Une pression accrue pour publier des articles (dans des journaux à évaluation anonyme par des pairs) est en train de créer un déséquilibre en direction de la première dimension. Ce déséquilibre n’est pas sans effet sur la détérioration de la situation des enseignants-chercheurs dont les heures travaillées explosent dans un contexte de pression budgétaire et de précarisation des conditions matérielles.
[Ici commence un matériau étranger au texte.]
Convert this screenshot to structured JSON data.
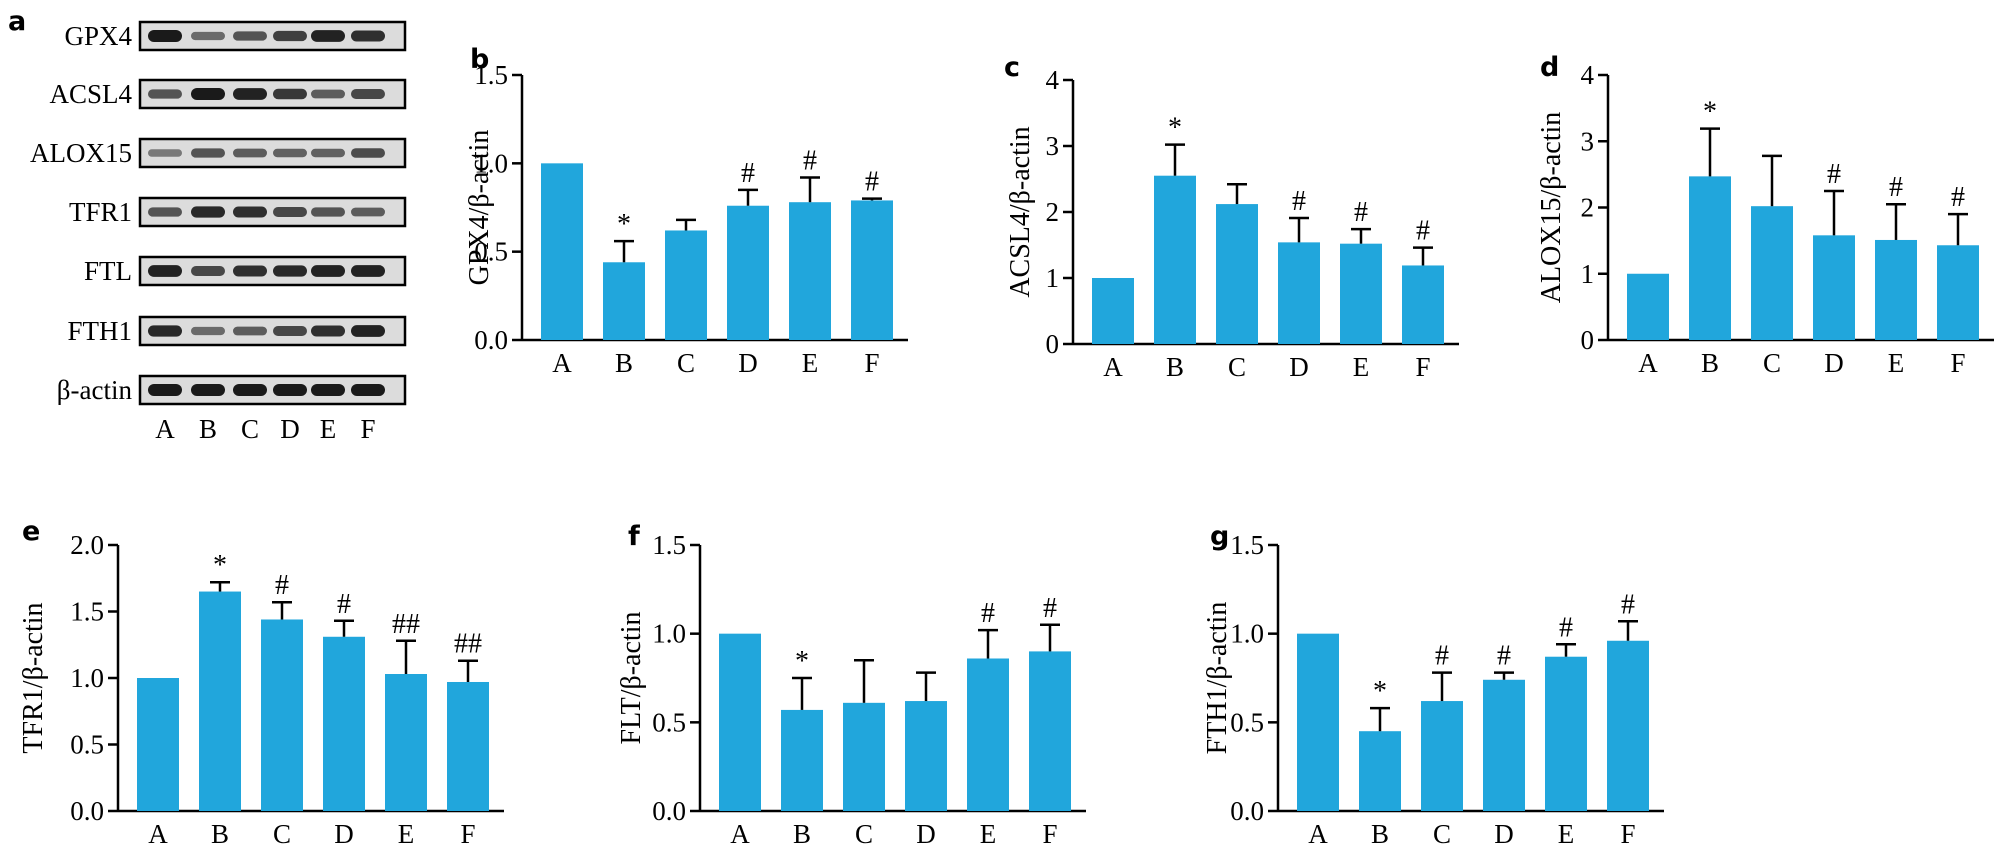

Une étude publiée au Royaume-Uni en 2006 révélait des situations de détresse psychologique pires que pour le personnel urgentiste (médecins et infirmières).

Pour bien comprendre l’enjeu, il faut garder à l’esprit que les chances d’obtenir un poste permanent au sein d’une université dépendent non seulement du niveau absolu de publications du chercheur, mais surtout relatif (par rapport à ses concurrents). En tant que chercheurs, nous sommes donc incités à publier toujours plus, le référentiel augmentant alors pour tout le monde. Par ailleurs, il faut replacer cette course à l’abîme dans un contexte marqué par d’importantes coupures budgétaires, ce qui rend la compétition d’autant plus vive.

Où est le mal ? Une telle situation n’est-elle pas source d’une saine émulation entre chercheurs ? A y regarder de plus près toutefois, publier n’est pas un bien intrinsèque. Premièrement, pour être utile, une publication doit apporter quelque chose de nouveau. Plus les universitaires sont poussés à publier, plus ils sont tentés de publier n’importe quoi. C’est en suivant cette stratégie que la norme s’accroît pour tout le monde. Deuxièmement, il est nécessaire que ces articles soient lus. A nouveau, plus les chercheurs se plient à l’exercice, moins ils ont le temps de se pencher sur ce que font leurs collègues. Au final, le tableau frise l’absurde : le nombre moyen de lecteurs par article académique varie de moins d’un à quelques-uns.